KBS REIT II Sells Palm Beach Office Tower for $150M
KBS Real Estate Investment Trust II has sold CityPlace Tower, an 18-story, 295,000-square-foot Class A office building in West Palm Beach, Fla., for $150 million. The REIT acquired the asset in April 2011 for $126.5 million. Developed jointly by the Related Cos. and Crocker Partners L.L.C., the tower was designed by Elkus/Manfredi Architects and is part of the New Urbanist-style CityPlace, an approximately 600,000-square-foot lifestyle center anchored by Macy’s, Muvico Parisian 20 &IMAX, LA Fitness and Publix. In April, the asset, which is managed and leased by JLL, won a TOBY Award from the Building Owners and Managers Association of Fort Lauderdale/Palm Beaches.
Hines Acquires 400 KSF Chesapeake Plaza in Fort Worth
There has been a small hole in Hines’ vast Texas portfolio—until now. In a deal with Chesapeake Energy Corp., the international real estate firm just acquired the 410,000-square-foot Chesapeake Plaza office building, giving the Houston-based real estate giant one property in Fort Worth. Hines acquired Chesapeake Plaza on behalf of the Hines US Office Value Added Venture III. Neither Hines nor Chesapeake is talking dollar figures, but the property traded for $104 million when Chesapeake snapped it up back in 2008.

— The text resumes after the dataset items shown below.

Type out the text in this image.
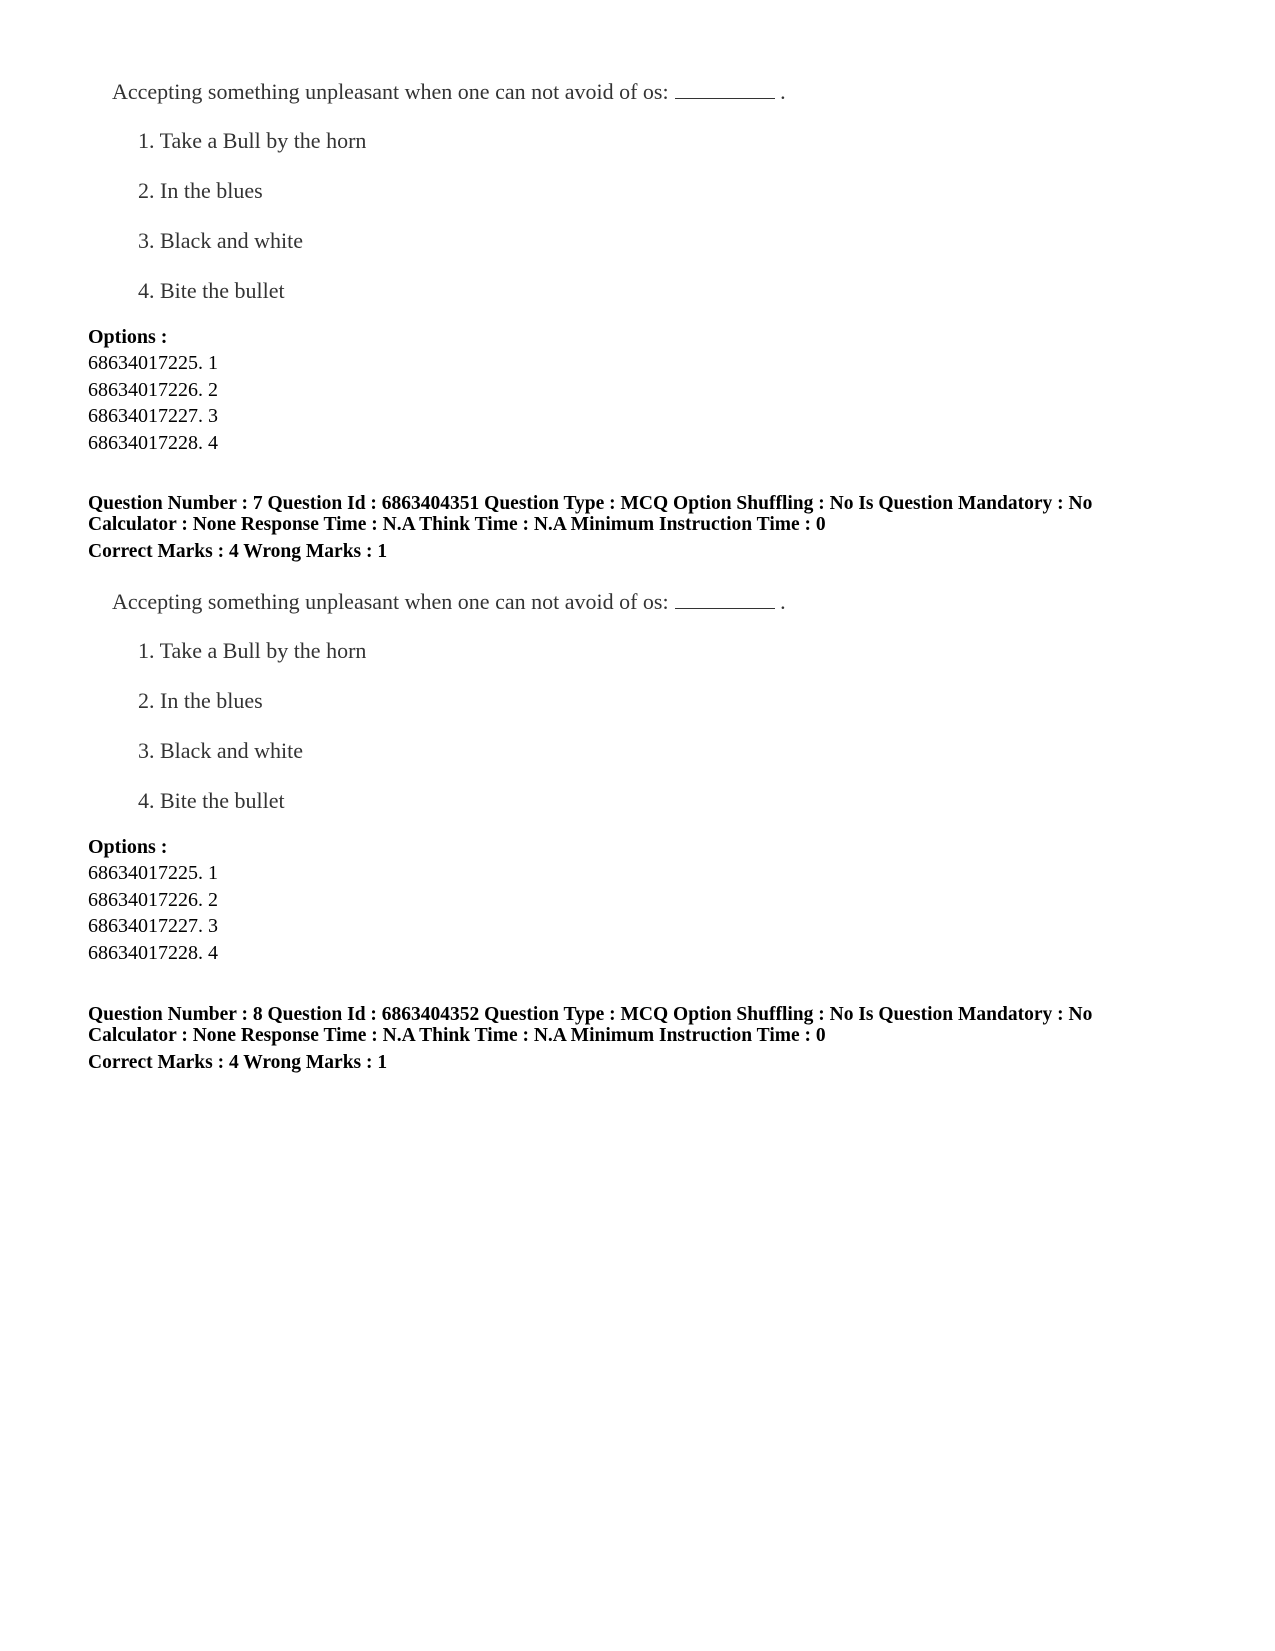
Accepting something unpleasant when one can not avoid of os:	.

1. Take a Bull by the horn
2. In the blues
3. Black and white
4. Bite the bullet
Options :
68634017225. 1
68634017226. 2
68634017227. 3
68634017228. 4

Question Number : 7 Question Id : 6863404351 Question Type : MCQ Option Shuffling : No Is Question Mandatory : No

Calculator : None Response Time : N.A Think Time : N.A Minimum Instruction Time : 0

Correct Marks : 4 Wrong Marks : 1

Accepting something unpleasant when one can not avoid of os:	.

1. Take a Bull by the horn
2. In the blues
3. Black and white
4. Bite the bullet
Options :
68634017225. 1
68634017226. 2
68634017227. 3
68634017228. 4

Question Number : 8 Question Id : 6863404352 Question Type : MCQ Option Shuffling : No Is Question Mandatory : No

Calculator : None Response Time : N.A Think Time : N.A Minimum Instruction Time : 0

Correct Marks : 4 Wrong Marks : 1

Colliers’ Cooke Team Brokers $168.5M Phoenix M-F Sale
The Cooke Multifamily Investments Team at Colliers International has completed the largest multi-family portfolio sale in Phoenix year-to-date, paying $168.5 million for the 2,759 units. Scottsdale’s P.B. Bell partnered with New York’s Stonecutter to purchase the Class A and Class B value-add metro Phoenix portfolio from Standard Phoenix Fund of Arcadia, Calif. This marked the second time the Cooke team sold the seven assets—the first time was part of a 12-property portfolio that traded for $427.5 million in 2007. That is still the largest multi-family deal ever closed in Phoenix.